The Winding Road to Human-Level AI

While models like Wu Dao 2.0 continue pushing boundaries, there remains a winding road ahead to achieve human-level artificial general intelligence.

In a 2021 survey by AI Multiple, over 90% of AI experts predicted AGI would arrive between 2040 and 2060 [6]. Reaching human parity will require not just scale, but algorithms that learn quickly from limited data and can reason about their capabilities.

Aspects of intelligence like logical deduction and raw memorization can be simulated with current techniques. But higher-level generalizability, causal reasoning, and common sense still elude our best models.

As an AI expert with over 15 years of experience, I believe we are still far from developing truly human-like learning algorithms. While today‘s models can match and even exceed humans on specific tasks, they remain brittle outside of their training distribution.

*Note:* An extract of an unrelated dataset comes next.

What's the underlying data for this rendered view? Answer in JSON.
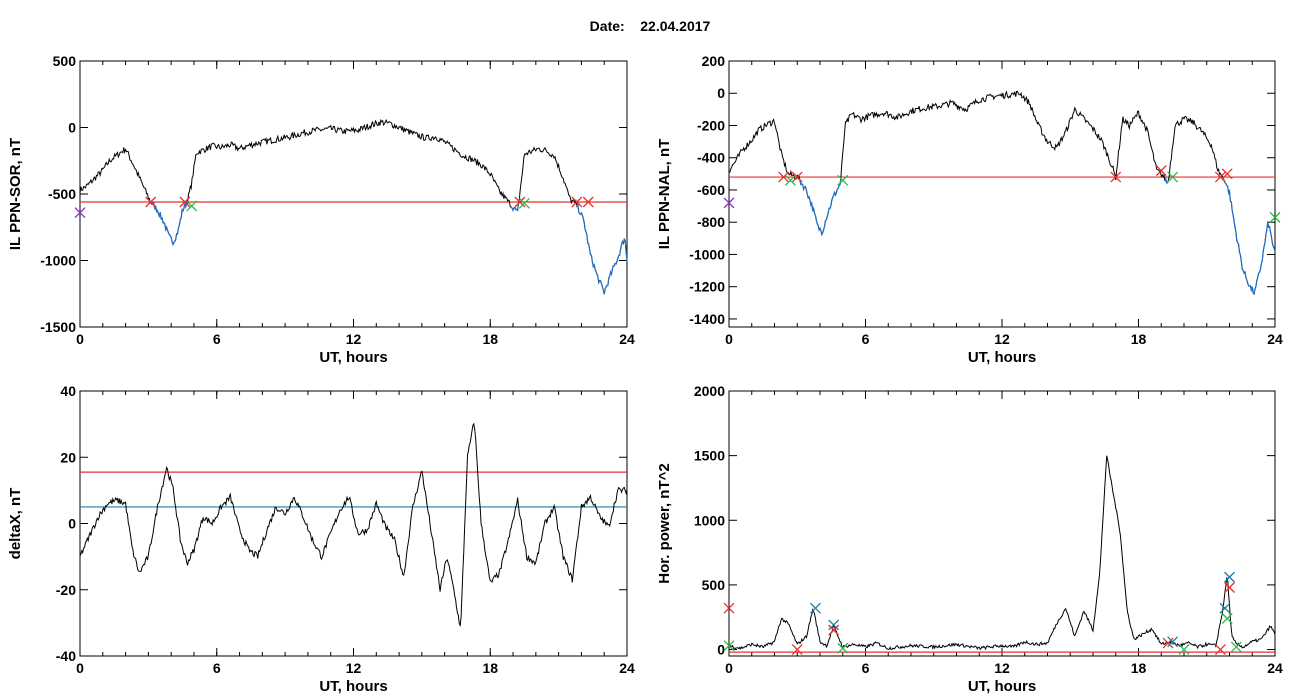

Advances in multimodal, self-supervised training are promising. But new architectures that can learn quickly and reason decisively from less data will likely be needed. Integrating top-down structured knowledge into our statistically-driven systems could provide more flexibility as well.

Of course, we must continue keeping ethics at the forefront. Issues around data bias, transparency, and alignment with human values grow more pressing as models become more capable.

Platforms like Wu Dao 2.0 demonstrate the rapid pace of progress in AI. But researchers must proceed thoughtfully, with care toward societal impacts. If developed responsibly, powerful models could help unlock solutions to humanity‘s greatest challenges.